Alcuni lettori mi hanno scritto dopo il mio articolo sui corsi di educazione sessuale a scuola. Mi chiedono: e tu che cosa proponi?
La prima cosa che propongo o, meglio, che ho già proposto nell’articolo, è di non dare per scontato nulla da parte di ciascuno.
Secondo: l’espressione “educazione sessuale” si riferisce a qualcosa che per sua natura non può essere relegato a un settore.
Scusate la banalità dell’esempio, che comunque può aiutare a capire anche quelli meno esperti di certe questioni. È come se un allenatore di giovani calciatori volesse insegnare ai ragazzi a fare uno stop senza mostrare loro come questo sia un momento del gioco durante una partita. Non si può dimenticare che la sfera della sessualità è legata in un modo particolare all’intimità della persona e non può essere separata da quel bisogno infinito di felicità che è possibile esprimere anche attraverso il sesso.
Terzo: anche per quanto riguarda la sessualità l’educazione si rifà a diverse concezioni della vita. Se forse si può impostare un corso di educazione sessuale conferendogli un taglio storico, è impensabile che una vera educazione sessuale prescinda dall’esperienza particolare che l’educatore sta vivendo. A proposito degli educatori mi viene in mente questo esempio che deriva dall’aver partecipato nel 1976 a un’attività di aiuto ai terremotati a Gemona del Friuli, epicentro di quel fenomeno tellurico disastroso.
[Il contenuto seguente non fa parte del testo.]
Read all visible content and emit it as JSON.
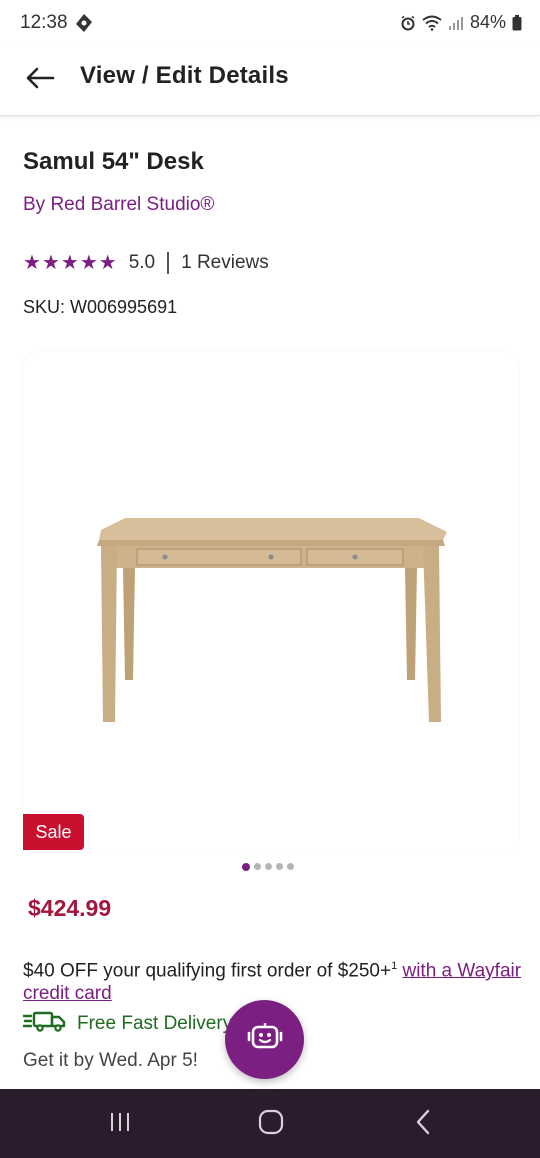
{
  "status_bar": {
    "time": "12:38",
    "battery": "84%"
  },
  "header": {
    "title": "View / Edit Details"
  },
  "product": {
    "title": "Samul 54\" Desk",
    "brand": "By Red Barrel Studio®",
    "rating_value": "5.0",
    "rating_stars": 5,
    "review_count": "1 Reviews",
    "sku": "SKU: W006995691",
    "sale_badge": "Sale",
    "price": "$424.99",
    "image_count": 5,
    "active_image": 1
  },
  "promo": {
    "text": "$40 OFF your qualifying first order of $250+",
    "footnote": "1",
    "link_text": "with a Wayfair credit card"
  },
  "shipping": {
    "label": "Free Fast Delivery",
    "delivery_date": "Get it by Wed. Apr 5!"
  },
  "colors": {
    "brand_purple": "#7b1f83",
    "sale_red": "#c8102e",
    "price_red": "#a3173e",
    "shipping_green": "#1e6b22",
    "nav_bar": "#2a1b2d"
  },
  "icons": {
    "status_left": "shield-icon",
    "back": "arrow-left-icon",
    "shipping": "truck-icon",
    "fab": "robot-assistant-icon",
    "nav": [
      "recent-apps-icon",
      "home-icon",
      "back-chevron-icon"
    ]
  }
}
In quella occasione oltre alle squadre di soccorso civili e militari vennero a prestare il loro servizio alcuni psicologi, molti provenienti dalla scuola del famoso professor Petter. Molti di essi si rivelarono fortemente politicizzati e critici nei confronti di quelli come noi che, oltre a un aiuto concreto nel campo sociale ed educativo, avevano a cuore il fatto di sostenere l’esperienza religiosa del popolo locale. Nonostante certe schermaglie durante le assemblee pubbliche, nacque comunque un rapporto di stima reciproca tra noi e loro. Una sera invitammo a cena una delle responsabili del gruppo degli psicologi, che di solito lavorava a Milano. Alla fine della cena, dopo qualche bicchierino di grappa, ci confessò di sentirsi così sola in una città che non conosceva dal ridursi ad andare in qualche mercato rionale fingendo uno svenimento, pur di sentirsi circondata dall’attenzione di qualcuno che si preoccupasse per lei.
Sia chiaro, forme di distanza fra teoria e prassi possiamo trovarne anche in ambiti diversi da quello indicato e comunque, in ogni caso, ci riportano alla necessità che l’insegnamento non prescinda mai dalla vita.
E qui, naturalmente, mi aspetto l’obiezione di chi pensa che non possa educare, parlando di sesso, se non chi lo abbia praticato intensamente, possibilmente in tutte le sue forme. Non è un caso che oggi, tra gli “esperti”, a volte si invitino perfino alcuni pornoattori, presentati come maestri della sessualità.
Lo sarebbero davvero, se l’attività sessuale fosse solo una prestazione. Ma se si comprende che la sessualità è legata per natura alla generazione della vita che noi tutti stiamo vivendo, al posto dei recordman di performance sessuali si chiamerebbero quelle mamme che hanno saputo generare e partorire figli anche nelle situazioni più difficili.
Può sembrare strano, ma questo l’avevano capito bene certi nostri progenitori, primitivi, che ci hanno lasciato certe statue o affreschi che presentano gli organi del sesso anche di dimensioni esagerate: non sono opera di porno adolescenti primitivi in vena di bravate, ma di chi adorava nell’espressione del sesso quella elementare del “misterioso” dono della vita.